Archiving Files to CD-ROM

input file: cdrom.in

Your company regularly needs to distribute lots of files to other companies on CD-ROMs.   You've been given the job of writing the program that takes a set of data files (file-set) to distribute, and produces instructions specifying how many discs are needed, and lists which files should be stored on which disc.

A brute-force algorithm that gives the "best" solution could be very expensive. However, an algorithm that gives a "pretty good" solution, known as "first-fit descending-size", is described below. (FYI: if the "best" method would require n discs to store all the files, this "pretty good" method will require at most 11/9 +4 discs.)

The "first-fit descending-size" algorithm, which you must use in your solution to this problem, is used to distribute the files in the file-set on a set of discs (disc-set) numbered from 1 to m, where m will be determined by the program.   The files, in descending order of size, are placed on the lowest numbered disc that has enough room to hold the file.   If the file doesn't fit on any of the discs you've already started using, you will need to add another disc to your disc-set.
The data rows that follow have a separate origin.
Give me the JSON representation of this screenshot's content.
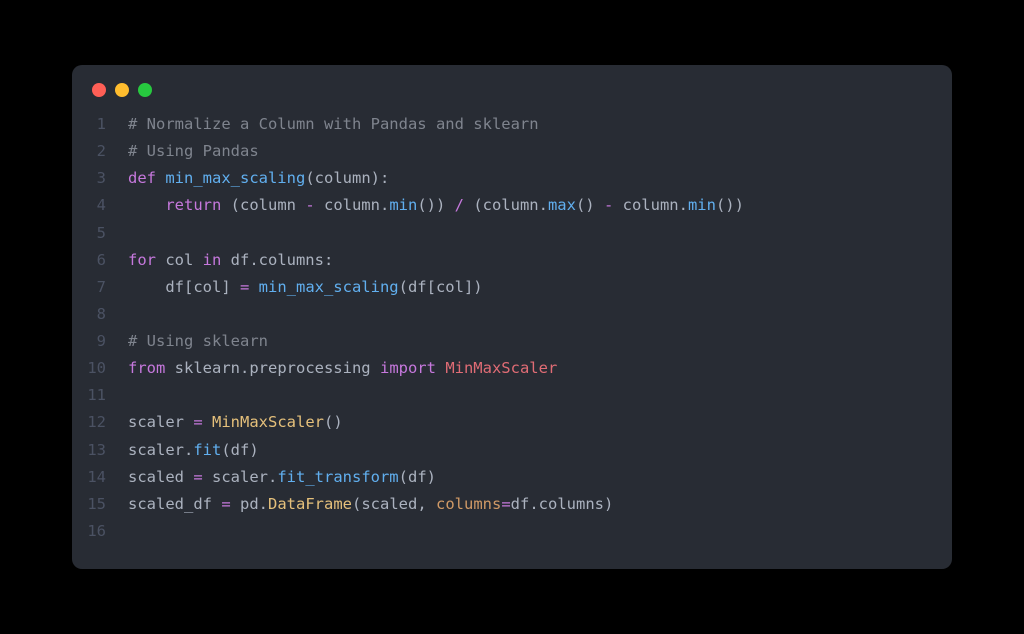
{
  "window": {
    "traffic_colors": {
      "close": "#ff5f56",
      "minimize": "#ffbd2e",
      "zoom": "#27c93f"
    }
  },
  "code": {
    "lines": [
      {
        "n": "1",
        "tokens": [
          {
            "t": "# Normalize a Column with Pandas and sklearn",
            "c": "tok-comment"
          }
        ]
      },
      {
        "n": "2",
        "tokens": [
          {
            "t": "# Using Pandas",
            "c": "tok-comment"
          }
        ]
      },
      {
        "n": "3",
        "tokens": [
          {
            "t": "def ",
            "c": "tok-kw"
          },
          {
            "t": "min_max_scaling",
            "c": "tok-fn"
          },
          {
            "t": "(",
            "c": "tok-punct"
          },
          {
            "t": "column",
            "c": "tok-param"
          },
          {
            "t": "):",
            "c": "tok-punct"
          }
        ]
      },
      {
        "n": "4",
        "tokens": [
          {
            "t": "    ",
            "c": "tok-punct"
          },
          {
            "t": "return ",
            "c": "tok-kw"
          },
          {
            "t": "(column ",
            "c": "tok-var"
          },
          {
            "t": "- ",
            "c": "tok-op"
          },
          {
            "t": "column.",
            "c": "tok-var"
          },
          {
            "t": "min",
            "c": "tok-fn"
          },
          {
            "t": "()) ",
            "c": "tok-punct"
          },
          {
            "t": "/ ",
            "c": "tok-op"
          },
          {
            "t": "(column.",
            "c": "tok-var"
          },
          {
            "t": "max",
            "c": "tok-fn"
          },
          {
            "t": "() ",
            "c": "tok-punct"
          },
          {
            "t": "- ",
            "c": "tok-op"
          },
          {
            "t": "column.",
            "c": "tok-var"
          },
          {
            "t": "min",
            "c": "tok-fn"
          },
          {
            "t": "())",
            "c": "tok-punct"
          }
        ]
      },
      {
        "n": "5",
        "tokens": []
      },
      {
        "n": "6",
        "tokens": [
          {
            "t": "for ",
            "c": "tok-kw"
          },
          {
            "t": "col ",
            "c": "tok-var"
          },
          {
            "t": "in ",
            "c": "tok-kw"
          },
          {
            "t": "df.columns:",
            "c": "tok-var"
          }
        ]
      },
      {
        "n": "7",
        "tokens": [
          {
            "t": "    df[col] ",
            "c": "tok-var"
          },
          {
            "t": "= ",
            "c": "tok-op"
          },
          {
            "t": "min_max_scaling",
            "c": "tok-fn"
          },
          {
            "t": "(df[col])",
            "c": "tok-var"
          }
        ]
      },
      {
        "n": "8",
        "tokens": []
      },
      {
        "n": "9",
        "tokens": [
          {
            "t": "# Using sklearn",
            "c": "tok-comment"
          }
        ]
      },
      {
        "n": "10",
        "tokens": [
          {
            "t": "from ",
            "c": "tok-kw"
          },
          {
            "t": "sklearn.preprocessing ",
            "c": "tok-var"
          },
          {
            "t": "import ",
            "c": "tok-kw"
          },
          {
            "t": "MinMaxScaler",
            "c": "tok-def"
          }
        ]
      },
      {
        "n": "11",
        "tokens": []
      },
      {
        "n": "12",
        "tokens": [
          {
            "t": "scaler ",
            "c": "tok-var"
          },
          {
            "t": "= ",
            "c": "tok-op"
          },
          {
            "t": "MinMaxScaler",
            "c": "tok-name"
          },
          {
            "t": "()",
            "c": "tok-punct"
          }
        ]
      },
      {
        "n": "13",
        "tokens": [
          {
            "t": "scaler.",
            "c": "tok-var"
          },
          {
            "t": "fit",
            "c": "tok-fn"
          },
          {
            "t": "(df)",
            "c": "tok-var"
          }
        ]
      },
      {
        "n": "14",
        "tokens": [
          {
            "t": "scaled ",
            "c": "tok-var"
          },
          {
            "t": "= ",
            "c": "tok-op"
          },
          {
            "t": "scaler.",
            "c": "tok-var"
          },
          {
            "t": "fit_transform",
            "c": "tok-fn"
          },
          {
            "t": "(df)",
            "c": "tok-var"
          }
        ]
      },
      {
        "n": "15",
        "tokens": [
          {
            "t": "scaled_df ",
            "c": "tok-var"
          },
          {
            "t": "= ",
            "c": "tok-op"
          },
          {
            "t": "pd.",
            "c": "tok-var"
          },
          {
            "t": "DataFrame",
            "c": "tok-name"
          },
          {
            "t": "(scaled, ",
            "c": "tok-var"
          },
          {
            "t": "columns",
            "c": "tok-kwarg"
          },
          {
            "t": "=",
            "c": "tok-op"
          },
          {
            "t": "df.columns)",
            "c": "tok-var"
          }
        ]
      },
      {
        "n": "16",
        "tokens": []
      }
    ]
  }
}
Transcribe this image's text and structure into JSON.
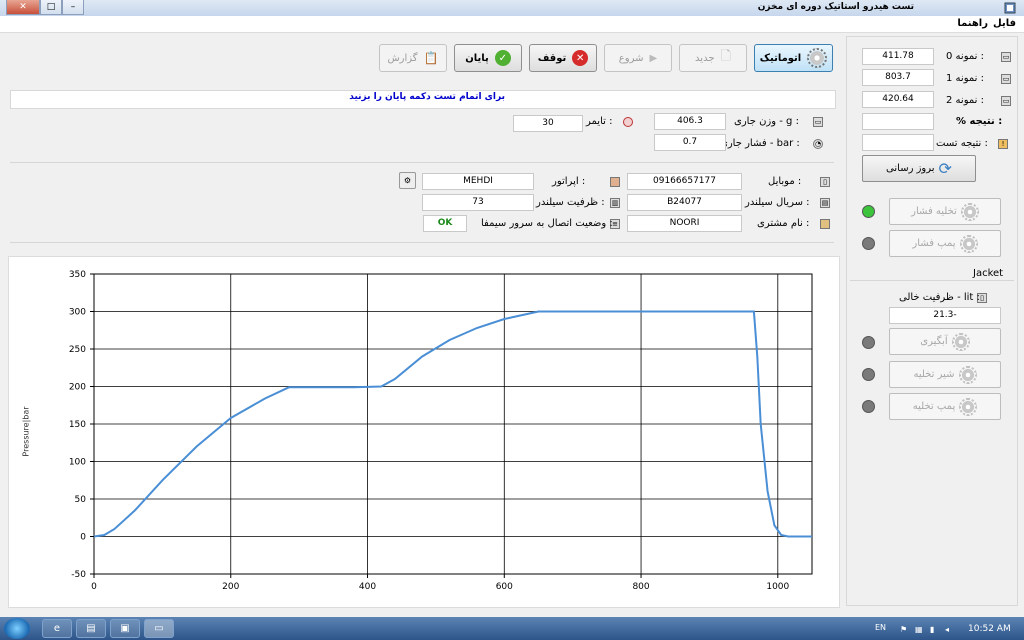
{
  "window": {
    "title": "تست هیدرو استاتیک دوره ای مخزن"
  },
  "menu": {
    "file": "فایل",
    "help": "راهنما"
  },
  "toolbar": {
    "automatic": "اتوماتیک",
    "new": "جدید",
    "start": "شروع",
    "stop": "توقف",
    "finish": "پایان",
    "report": "گزارش"
  },
  "message": "برای اتمام تست دکمه پایان را بزنید",
  "readings": {
    "weight_label": "وزن جاری - g :",
    "weight_value": "406.3",
    "pressure_label": "فشار جاری - bar :",
    "pressure_value": "0.7",
    "timer_label": "تایمر :",
    "timer_value": "30"
  },
  "info": {
    "mobile_label": "موبایل :",
    "mobile_value": "09166657177",
    "operator_label": "اپراتور :",
    "operator_value": "MEHDI",
    "serial_label": "سریال سیلندر :",
    "serial_value": "B24077",
    "capacity_label": "ظرفیت سیلندر :",
    "capacity_value": "73",
    "customer_label": "نام مشتری :",
    "customer_value": "NOORI",
    "server_label": "وضعیت اتصال به سرور سیمفا :",
    "server_value": "OK"
  },
  "samples": {
    "s0_label": "نمونه 0 :",
    "s0_value": "411.78",
    "s1_label": "نمونه 1 :",
    "s1_value": "803.7",
    "s2_label": "نمونه 2 :",
    "s2_value": "420.64",
    "result_pct_label": "% نتیجه :",
    "result_pct_value": "",
    "test_result_label": "نتیجه تست :",
    "test_result_value": ""
  },
  "controls": {
    "update_button": "بروز رسانی",
    "pressure_release": "تخلیه فشار",
    "pressure_pump": "پمپ فشار",
    "jacket_title": "Jacket",
    "empty_capacity_label": "ظرفیت خالی - lit :",
    "empty_capacity_value": "21.3-",
    "fill_water": "آبگیری",
    "drain_valve": "شیر تخلیه",
    "drain_pump": "پمپ تخلیه"
  },
  "leds": {
    "pressure_release": "#3cc43c",
    "pressure_pump": "#7a7a7a",
    "fill": "#7a7a7a",
    "drain_valve": "#7a7a7a",
    "drain_pump": "#7a7a7a"
  },
  "taskbar": {
    "lang": "EN",
    "clock": "10:52 AM"
  },
  "chart_data": {
    "type": "line",
    "ylabel": "Pressure|bar",
    "xlim": [
      0,
      1050
    ],
    "ylim": [
      -50,
      350
    ],
    "xticks": [
      0,
      200,
      400,
      600,
      800,
      1000
    ],
    "yticks": [
      -50,
      0,
      50,
      100,
      150,
      200,
      250,
      300,
      350
    ],
    "grid": true,
    "line_color": "#4a8fd6",
    "series": [
      {
        "x": [
          0,
          15,
          30,
          60,
          100,
          150,
          200,
          250,
          285,
          320,
          380,
          420,
          440,
          480,
          520,
          560,
          600,
          650,
          700,
          800,
          900,
          965,
          970,
          975,
          985,
          995,
          1005,
          1015,
          1030,
          1050
        ],
        "y": [
          0,
          2,
          10,
          35,
          75,
          120,
          158,
          184,
          199,
          199,
          199,
          200,
          210,
          240,
          262,
          278,
          290,
          300,
          300,
          300,
          300,
          300,
          240,
          150,
          60,
          15,
          2,
          0,
          0,
          0
        ]
      }
    ]
  }
}
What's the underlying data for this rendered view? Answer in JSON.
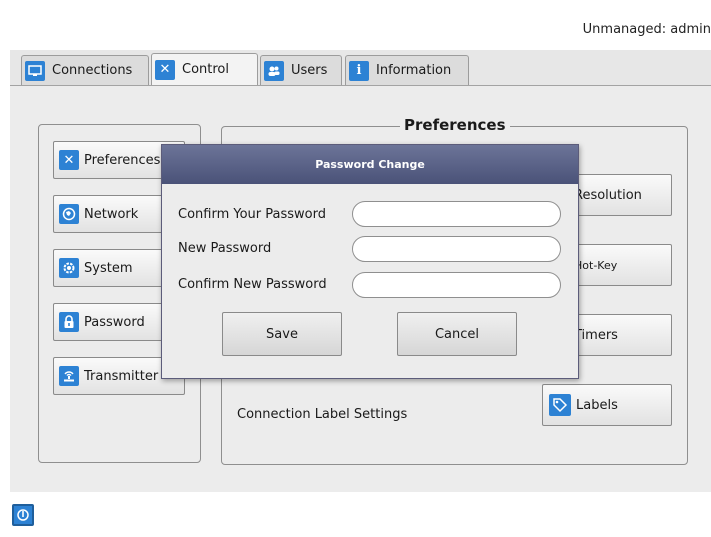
{
  "status": "Unmanaged: admin",
  "tabs": [
    {
      "label": "Connections",
      "icon": "monitor-icon"
    },
    {
      "label": "Control",
      "icon": "tools-icon"
    },
    {
      "label": "Users",
      "icon": "users-icon"
    },
    {
      "label": "Information",
      "icon": "info-icon"
    }
  ],
  "sidebar": {
    "items": [
      {
        "label": "Preferences",
        "icon": "tools-icon"
      },
      {
        "label": "Network",
        "icon": "globe-icon"
      },
      {
        "label": "System",
        "icon": "gear-icon"
      },
      {
        "label": "Password",
        "icon": "lock-icon"
      },
      {
        "label": "Transmitter",
        "icon": "transmitter-icon"
      }
    ]
  },
  "preferences": {
    "title": "Preferences",
    "buttons": [
      {
        "label": "Resolution"
      },
      {
        "label": "Hot-Key"
      },
      {
        "label": "Timers"
      },
      {
        "label": "Labels",
        "icon": "tag-icon"
      }
    ],
    "connection_label_text": "Connection Label Settings"
  },
  "dialog": {
    "title": "Password Change",
    "fields": [
      {
        "label": "Confirm Your Password",
        "value": ""
      },
      {
        "label": "New Password",
        "value": ""
      },
      {
        "label": "Confirm New Password",
        "value": ""
      }
    ],
    "save_label": "Save",
    "cancel_label": "Cancel"
  },
  "colors": {
    "accent": "#2d82d4",
    "dialog_title_bg": "#4f587e"
  }
}
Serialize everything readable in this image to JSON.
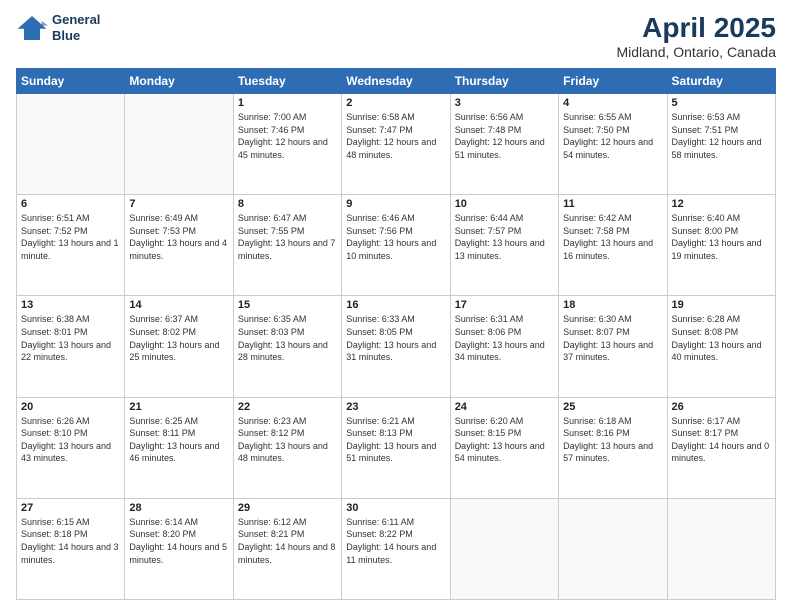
{
  "logo": {
    "line1": "General",
    "line2": "Blue"
  },
  "title": "April 2025",
  "subtitle": "Midland, Ontario, Canada",
  "header_days": [
    "Sunday",
    "Monday",
    "Tuesday",
    "Wednesday",
    "Thursday",
    "Friday",
    "Saturday"
  ],
  "weeks": [
    [
      {
        "num": "",
        "sunrise": "",
        "sunset": "",
        "daylight": "",
        "empty": true
      },
      {
        "num": "",
        "sunrise": "",
        "sunset": "",
        "daylight": "",
        "empty": true
      },
      {
        "num": "1",
        "sunrise": "Sunrise: 7:00 AM",
        "sunset": "Sunset: 7:46 PM",
        "daylight": "Daylight: 12 hours and 45 minutes."
      },
      {
        "num": "2",
        "sunrise": "Sunrise: 6:58 AM",
        "sunset": "Sunset: 7:47 PM",
        "daylight": "Daylight: 12 hours and 48 minutes."
      },
      {
        "num": "3",
        "sunrise": "Sunrise: 6:56 AM",
        "sunset": "Sunset: 7:48 PM",
        "daylight": "Daylight: 12 hours and 51 minutes."
      },
      {
        "num": "4",
        "sunrise": "Sunrise: 6:55 AM",
        "sunset": "Sunset: 7:50 PM",
        "daylight": "Daylight: 12 hours and 54 minutes."
      },
      {
        "num": "5",
        "sunrise": "Sunrise: 6:53 AM",
        "sunset": "Sunset: 7:51 PM",
        "daylight": "Daylight: 12 hours and 58 minutes."
      }
    ],
    [
      {
        "num": "6",
        "sunrise": "Sunrise: 6:51 AM",
        "sunset": "Sunset: 7:52 PM",
        "daylight": "Daylight: 13 hours and 1 minute."
      },
      {
        "num": "7",
        "sunrise": "Sunrise: 6:49 AM",
        "sunset": "Sunset: 7:53 PM",
        "daylight": "Daylight: 13 hours and 4 minutes."
      },
      {
        "num": "8",
        "sunrise": "Sunrise: 6:47 AM",
        "sunset": "Sunset: 7:55 PM",
        "daylight": "Daylight: 13 hours and 7 minutes."
      },
      {
        "num": "9",
        "sunrise": "Sunrise: 6:46 AM",
        "sunset": "Sunset: 7:56 PM",
        "daylight": "Daylight: 13 hours and 10 minutes."
      },
      {
        "num": "10",
        "sunrise": "Sunrise: 6:44 AM",
        "sunset": "Sunset: 7:57 PM",
        "daylight": "Daylight: 13 hours and 13 minutes."
      },
      {
        "num": "11",
        "sunrise": "Sunrise: 6:42 AM",
        "sunset": "Sunset: 7:58 PM",
        "daylight": "Daylight: 13 hours and 16 minutes."
      },
      {
        "num": "12",
        "sunrise": "Sunrise: 6:40 AM",
        "sunset": "Sunset: 8:00 PM",
        "daylight": "Daylight: 13 hours and 19 minutes."
      }
    ],
    [
      {
        "num": "13",
        "sunrise": "Sunrise: 6:38 AM",
        "sunset": "Sunset: 8:01 PM",
        "daylight": "Daylight: 13 hours and 22 minutes."
      },
      {
        "num": "14",
        "sunrise": "Sunrise: 6:37 AM",
        "sunset": "Sunset: 8:02 PM",
        "daylight": "Daylight: 13 hours and 25 minutes."
      },
      {
        "num": "15",
        "sunrise": "Sunrise: 6:35 AM",
        "sunset": "Sunset: 8:03 PM",
        "daylight": "Daylight: 13 hours and 28 minutes."
      },
      {
        "num": "16",
        "sunrise": "Sunrise: 6:33 AM",
        "sunset": "Sunset: 8:05 PM",
        "daylight": "Daylight: 13 hours and 31 minutes."
      },
      {
        "num": "17",
        "sunrise": "Sunrise: 6:31 AM",
        "sunset": "Sunset: 8:06 PM",
        "daylight": "Daylight: 13 hours and 34 minutes."
      },
      {
        "num": "18",
        "sunrise": "Sunrise: 6:30 AM",
        "sunset": "Sunset: 8:07 PM",
        "daylight": "Daylight: 13 hours and 37 minutes."
      },
      {
        "num": "19",
        "sunrise": "Sunrise: 6:28 AM",
        "sunset": "Sunset: 8:08 PM",
        "daylight": "Daylight: 13 hours and 40 minutes."
      }
    ],
    [
      {
        "num": "20",
        "sunrise": "Sunrise: 6:26 AM",
        "sunset": "Sunset: 8:10 PM",
        "daylight": "Daylight: 13 hours and 43 minutes."
      },
      {
        "num": "21",
        "sunrise": "Sunrise: 6:25 AM",
        "sunset": "Sunset: 8:11 PM",
        "daylight": "Daylight: 13 hours and 46 minutes."
      },
      {
        "num": "22",
        "sunrise": "Sunrise: 6:23 AM",
        "sunset": "Sunset: 8:12 PM",
        "daylight": "Daylight: 13 hours and 48 minutes."
      },
      {
        "num": "23",
        "sunrise": "Sunrise: 6:21 AM",
        "sunset": "Sunset: 8:13 PM",
        "daylight": "Daylight: 13 hours and 51 minutes."
      },
      {
        "num": "24",
        "sunrise": "Sunrise: 6:20 AM",
        "sunset": "Sunset: 8:15 PM",
        "daylight": "Daylight: 13 hours and 54 minutes."
      },
      {
        "num": "25",
        "sunrise": "Sunrise: 6:18 AM",
        "sunset": "Sunset: 8:16 PM",
        "daylight": "Daylight: 13 hours and 57 minutes."
      },
      {
        "num": "26",
        "sunrise": "Sunrise: 6:17 AM",
        "sunset": "Sunset: 8:17 PM",
        "daylight": "Daylight: 14 hours and 0 minutes."
      }
    ],
    [
      {
        "num": "27",
        "sunrise": "Sunrise: 6:15 AM",
        "sunset": "Sunset: 8:18 PM",
        "daylight": "Daylight: 14 hours and 3 minutes."
      },
      {
        "num": "28",
        "sunrise": "Sunrise: 6:14 AM",
        "sunset": "Sunset: 8:20 PM",
        "daylight": "Daylight: 14 hours and 5 minutes."
      },
      {
        "num": "29",
        "sunrise": "Sunrise: 6:12 AM",
        "sunset": "Sunset: 8:21 PM",
        "daylight": "Daylight: 14 hours and 8 minutes."
      },
      {
        "num": "30",
        "sunrise": "Sunrise: 6:11 AM",
        "sunset": "Sunset: 8:22 PM",
        "daylight": "Daylight: 14 hours and 11 minutes."
      },
      {
        "num": "",
        "sunrise": "",
        "sunset": "",
        "daylight": "",
        "empty": true
      },
      {
        "num": "",
        "sunrise": "",
        "sunset": "",
        "daylight": "",
        "empty": true
      },
      {
        "num": "",
        "sunrise": "",
        "sunset": "",
        "daylight": "",
        "empty": true
      }
    ]
  ]
}
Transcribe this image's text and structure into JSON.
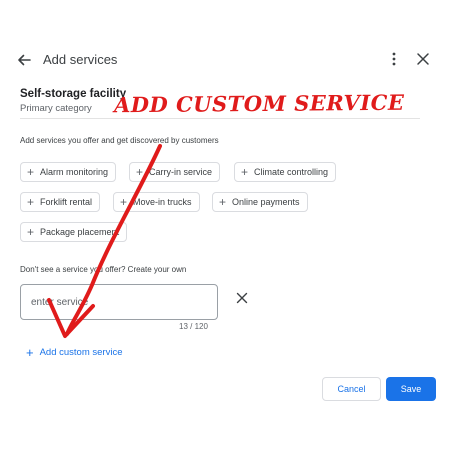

In processing the input, you should assume the following:

  1. Each disc has a capacity of 675,840,000 bytes.  
  2. The amount of space required by a file is an integral multiple of 2048 bytes. That is, any file with a size in the range of 1 to 2048 bytes will use exactly 2048 bytes on the disc. Any file within the range of 2049 to 4096 bytes will use exactly 4096 bytes on disc, and so on.
  3. A file of size 0 will not require any space on the disc.
  4. There will be no single file larger than 675,840,000 bytes.

Input

Each non-signaling line will each describe one file in a file-set. The first 9 characters will contain the size (in bytes) of the file as a right-aligned decimal number. Character 10 will always be blank. Characters 11 through the end of the line will contain the filename. You may assume that no file name is longer than 64 characters. A line having both a file size of zero, and a filename of "END" will signal the last file in the file-set. (This line is not to be processed.) After this, other file-sets may follow. The end of file-sets is signaled by an empty file-set.

Output

For each disc-set:

The first 2 lines of output should begin in column 1, and should have the following format:

----------------------------------------
DISC-SETn requires m discs for archival.

Where n is the number of the disc-set (starting at 1) and m is the number of discs required. This is followed by a blank line.

For each disc there is a line summarizing the disc contents, as shown below.

Disc x contains y files totaling z bytes:

Where x is the number of the disc (starting at 1), y is the number of files to be stored on this disc, and z is the total number of bytes in those files.

For each file on this disc, there should be a line containing the right-justified file size in positions 1-9, a blank in position 10, and the file name beginning in position 11.   The files must be listed in descending order by size. A blank line should follow the last file on the disc.

Sample Input

  47500000 a.dat
 123456789 Very long (but legitimate!) file name: don't reject weird chars.
         0 real file with length zero.text
         1 END
 555555555    A big file with leading blanks in its name.c
         0 END
         1 b.dat
         2 c.dat 
         0 END
         0 END

Output corresponding to the Sample Input

----------------------------------------
DISC-SET 1 requires 2 discs for archival.

Disc 1 contains 4 files totaling 603055556 bytes:
555555555    A big file with leading blanks in its name.c
 47500000 a.dat
        1 END
        0 real file with length zero.text

Disc 2 contains 1 file totaling 123456789 bytes:
123456789 Very long (but legitimate!) file name: don't reject weird chars.

----------------------------------------
DISC-SET 2 requires 1 disc for archival.